Zona bianca per tutti, ecco le nuove regole. Fedriga: “E’ ora di eliminare il coprifuoco entro giugno”

giovedì 27 Maggio 8:49 - di Lucio Meo

Da giugno torna la zona bianca per alcune Regioni. Le prime di queste che vedranno cambiare misure e regole contro il Coronavirus – secondo quanto stabilito dall’ultimo decreto covid – saranno Abruzzo, Friuli Venezia Giulia, Liguria, Molise, Sardegna e Veneto. Nello specifico, il passaggio per Friuli Venezia Giulia, Molise e Sardegna avverrà martedì 1 giugno, mentre Abruzzo, Veneto e Liguria passeranno in zona bianca la settimana successiva, da lunedì 7 giugno. Niente coprifuoco ma restano l’obbligo di mascherina e distanziamento. Si anticipano le riaperture. E’ quanto previsto nell’accordo tra ministero della Salute e Regioni sulle regole da applicare nella fascia con il livello più basso di rischio Covid.

Fedriga: “Anticipare le norme del decreto”

“Su nostra richiesta, le Regioni potranno far cadere il coprifuoco appena si troveranno in zona bianca. Questo supera il decreto e anticipa le aperture che sarebbero dovute arrivare in luglio”. Massimiliano Fedriga esprime soddisfazione parlando con il Corriere della Sera. “Con il ministro abbiamo raggiunto l’accordo – afferma il presidente della Conferenza delle Regioni – Dato il notevole miglioramento dei dati sulla pandemia, si potranno anticipare molte riaperture e, ferme restando le norme sul distanziamento, si potrà davvero ripartire. Con gli altri presidenti di regione abbiamo condiviso la proposta da avanzare al governo: in zona bianca si potranno riaprire i parchi tematici, gli spettacoli anche viaggianti, le fiere e le manifestazioni, le piscine al chiuso, i matrimoni e altre cerimonie, le sale gioco e scommesse e i casinò”.
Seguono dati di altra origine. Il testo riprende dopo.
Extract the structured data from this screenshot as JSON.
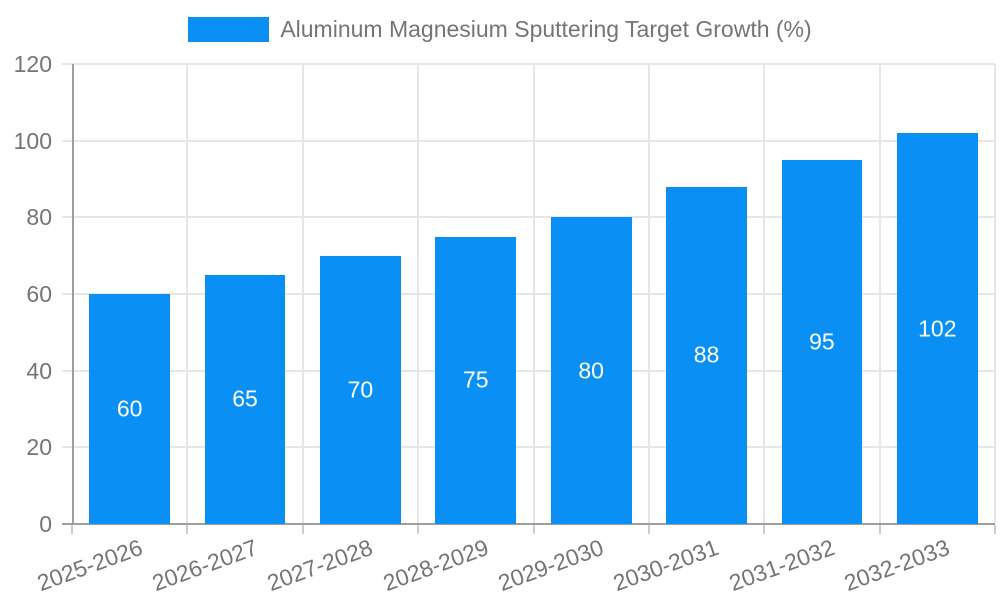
{
  "chart_data": {
    "type": "bar",
    "title": "Aluminum Magnesium Sputtering Target Growth (%)",
    "categories": [
      "2025-2026",
      "2026-2027",
      "2027-2028",
      "2028-2029",
      "2029-2030",
      "2030-2031",
      "2031-2032",
      "2032-2033"
    ],
    "values": [
      60,
      65,
      70,
      75,
      80,
      88,
      95,
      102
    ],
    "xlabel": "",
    "ylabel": "",
    "ylim": [
      0,
      120
    ],
    "yticks": [
      0,
      20,
      40,
      60,
      80,
      100,
      120
    ],
    "grid": true,
    "legend_position": "top-center",
    "bar_color": "#0a90f5",
    "value_label_color": "#ffffff",
    "axis_text_color": "#757575",
    "gridline_color": "#e6e6e6",
    "axis_line_color": "#9e9e9e",
    "tick_color": "#cccccc",
    "bar_width_fraction": 0.7
  }
}
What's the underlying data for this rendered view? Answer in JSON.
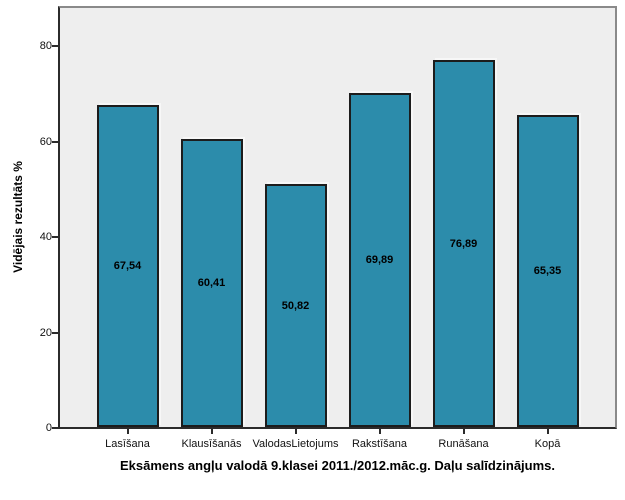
{
  "chart_data": {
    "type": "bar",
    "title": "Eksāmens angļu valodā 9.klasei 2011./2012.māc.g. Daļu salīdzinājums.",
    "xlabel": "",
    "ylabel": "Vidējais rezultāts %",
    "categories": [
      "Lasīšana",
      "Klausīšanās",
      "ValodasLietojums",
      "Rakstīšana",
      "Runāšana",
      "Kopā"
    ],
    "values": [
      67.54,
      60.41,
      50.82,
      69.89,
      76.89,
      65.35
    ],
    "value_labels": [
      "67,54",
      "60,41",
      "50,82",
      "69,89",
      "76,89",
      "65,35"
    ],
    "y_ticks": [
      0,
      20,
      40,
      60,
      80
    ],
    "ylim": [
      0,
      88.6
    ],
    "grid": false,
    "legend": "none",
    "bar_color": "#2C8CAB",
    "bar_border_color": "#1C1C1C",
    "plot_bg": "#EEEEEE",
    "frame_border_color": "#8A8A8A",
    "axis_color": "#2B2B2B"
  }
}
Zona bianca e vaccinazioni, la ricetta delle Regioni

Per quanto riguarda la possibilità di fare i vaccini in vacanza, prosegue il presidente del Friuli Venezia Giulia, “giusto ieri la commissione Salute della Conferenza ha ricevuto il mandato per valutare quali siano le condizioni di attuabilità. È ovvio che piacerebbe a tutti noi garantire la vaccinazione anche a chi si sposta. E certamente stiamo ragionando sul range di tempo in cui può essere fatto il richiamo della vaccinazione e come, su quella base, organizzare la cosa più utile per tutti”.

Restano tuttavia per Fedriga, delle preoccupazioni sull’inizio della stagione turistica: “Quella di reimportare l’infezione con chi arriva dall’estero. Ma dal primo luglio partirà il pass europeo che viene rilasciato se si è vaccinati, se si è guariti dal Covid nei sei mesi precedenti o se si ha un tampone negativo recente, ma il clima, fra gli albergatori, è in netto miglioramento, ma è chiaro che non potremo paragonare questa stagione a quella del 2019. Ma tutti guardano avanti”.